The imminent explosion of cell and gene therapies raises issues of affordability for all health systems, not just for low and middle income countries. The one off cost of £0.25m up to £1m per treatment might not be that much more than the lifetime cost of these patients to the health system, but the fact that it falls into the drug budget in one fell swoop is a problem for payers. If payers want to ensure access to these treatments, there will need to be a change in the cost curve; but current barriers to progress in this area include perverse financial incentives, separation of hospital and drug budgets and inefficiencies within the system.

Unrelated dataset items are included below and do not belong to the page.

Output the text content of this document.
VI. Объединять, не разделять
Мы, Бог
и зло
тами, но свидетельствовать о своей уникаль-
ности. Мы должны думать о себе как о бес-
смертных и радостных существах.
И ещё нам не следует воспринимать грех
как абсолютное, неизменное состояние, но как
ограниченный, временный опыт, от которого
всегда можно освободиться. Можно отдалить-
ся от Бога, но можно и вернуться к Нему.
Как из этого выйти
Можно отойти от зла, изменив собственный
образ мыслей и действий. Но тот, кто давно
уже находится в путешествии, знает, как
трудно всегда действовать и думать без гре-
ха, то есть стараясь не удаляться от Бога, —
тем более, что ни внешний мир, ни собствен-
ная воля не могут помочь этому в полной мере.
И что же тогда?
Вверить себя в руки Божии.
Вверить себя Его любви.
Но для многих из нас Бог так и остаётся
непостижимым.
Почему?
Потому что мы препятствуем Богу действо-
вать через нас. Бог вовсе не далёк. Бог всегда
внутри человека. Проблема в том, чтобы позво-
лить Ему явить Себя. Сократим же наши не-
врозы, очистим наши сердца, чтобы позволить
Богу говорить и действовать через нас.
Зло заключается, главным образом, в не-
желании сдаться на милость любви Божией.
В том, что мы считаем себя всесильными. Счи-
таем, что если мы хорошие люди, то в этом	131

In the US the drug budget comprises 11-15% of total healthcare expenditure and 90% of this is taken up by generics. Yet the drug budget is the only part of the health economy that is subject to cost containment. Inefficiencies in the other parts of the system, if addressed, could play a role in driving change and facilitating a bend in the cost curve to accommodate new and expensive cell and gene therapies. In addition to this, insurance plans demand lower co-pays for hospital costs i.e. 3% compared with 14% for drug costs; so there is a perverse incentive to hospitalise rather than adopt new technologies which keep patients out of hospital. Even the QALY is not considered to be perfect for setting prices by not including the wider societal benefits of new therapies which could be taken into consideration.

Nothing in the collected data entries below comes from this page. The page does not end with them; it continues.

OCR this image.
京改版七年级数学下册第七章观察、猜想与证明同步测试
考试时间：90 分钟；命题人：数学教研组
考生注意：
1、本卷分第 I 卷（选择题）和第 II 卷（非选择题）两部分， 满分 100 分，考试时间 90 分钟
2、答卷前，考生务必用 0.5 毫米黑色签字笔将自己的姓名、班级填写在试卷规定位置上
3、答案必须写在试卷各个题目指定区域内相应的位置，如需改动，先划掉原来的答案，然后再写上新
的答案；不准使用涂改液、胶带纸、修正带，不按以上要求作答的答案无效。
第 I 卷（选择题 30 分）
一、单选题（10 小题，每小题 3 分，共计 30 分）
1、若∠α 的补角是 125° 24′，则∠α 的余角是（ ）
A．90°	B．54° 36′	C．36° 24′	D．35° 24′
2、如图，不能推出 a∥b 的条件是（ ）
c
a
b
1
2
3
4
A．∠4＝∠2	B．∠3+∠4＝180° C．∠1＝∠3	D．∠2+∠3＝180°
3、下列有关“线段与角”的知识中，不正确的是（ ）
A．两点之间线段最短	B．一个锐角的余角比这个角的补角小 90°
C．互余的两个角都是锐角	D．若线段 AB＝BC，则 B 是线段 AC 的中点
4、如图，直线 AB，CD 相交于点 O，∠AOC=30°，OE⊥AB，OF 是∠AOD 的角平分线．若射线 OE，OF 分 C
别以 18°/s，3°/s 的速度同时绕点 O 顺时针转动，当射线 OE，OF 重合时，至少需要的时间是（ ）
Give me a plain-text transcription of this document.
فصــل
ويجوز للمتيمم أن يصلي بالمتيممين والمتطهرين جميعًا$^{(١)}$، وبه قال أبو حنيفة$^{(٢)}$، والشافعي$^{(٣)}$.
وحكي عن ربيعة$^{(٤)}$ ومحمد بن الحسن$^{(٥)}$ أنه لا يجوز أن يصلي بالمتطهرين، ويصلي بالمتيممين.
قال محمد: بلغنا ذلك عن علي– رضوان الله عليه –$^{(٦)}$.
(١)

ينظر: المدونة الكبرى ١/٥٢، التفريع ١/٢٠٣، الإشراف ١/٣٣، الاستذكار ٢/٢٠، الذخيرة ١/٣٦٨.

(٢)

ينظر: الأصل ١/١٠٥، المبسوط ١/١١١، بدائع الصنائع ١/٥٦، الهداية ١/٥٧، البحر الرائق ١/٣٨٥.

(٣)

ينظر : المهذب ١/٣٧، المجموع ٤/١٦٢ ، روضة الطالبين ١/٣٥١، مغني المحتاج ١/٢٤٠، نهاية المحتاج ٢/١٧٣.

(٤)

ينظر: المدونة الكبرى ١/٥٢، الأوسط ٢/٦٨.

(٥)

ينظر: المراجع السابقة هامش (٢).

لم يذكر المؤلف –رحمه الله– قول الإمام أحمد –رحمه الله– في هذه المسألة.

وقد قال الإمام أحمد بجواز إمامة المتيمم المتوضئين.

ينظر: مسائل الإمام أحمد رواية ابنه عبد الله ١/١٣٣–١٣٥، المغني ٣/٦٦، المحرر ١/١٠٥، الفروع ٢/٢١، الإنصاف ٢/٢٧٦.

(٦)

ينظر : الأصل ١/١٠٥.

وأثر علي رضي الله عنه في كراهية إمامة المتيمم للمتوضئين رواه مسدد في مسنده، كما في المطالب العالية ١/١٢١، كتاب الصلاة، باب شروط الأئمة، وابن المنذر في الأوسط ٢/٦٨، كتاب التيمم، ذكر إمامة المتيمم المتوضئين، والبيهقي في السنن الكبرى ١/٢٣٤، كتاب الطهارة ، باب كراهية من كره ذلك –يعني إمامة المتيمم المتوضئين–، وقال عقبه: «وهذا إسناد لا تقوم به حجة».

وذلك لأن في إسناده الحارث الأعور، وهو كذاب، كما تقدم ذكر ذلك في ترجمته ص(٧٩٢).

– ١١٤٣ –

Differential pricing of these technologies based on willingness to pay is a key driver of equitable access across the globe and is implemented by manufacturers, but hampered at the same time by international reference pricing. If pricing in low income countries is adopted more widely across the globe, this will kill innovation by driving a race to the bottom. The plenary panel urged the consideration of access and innovation as a global enterprise where all stakeholders have a role to play and each economy should pay for innovation in so far as it can.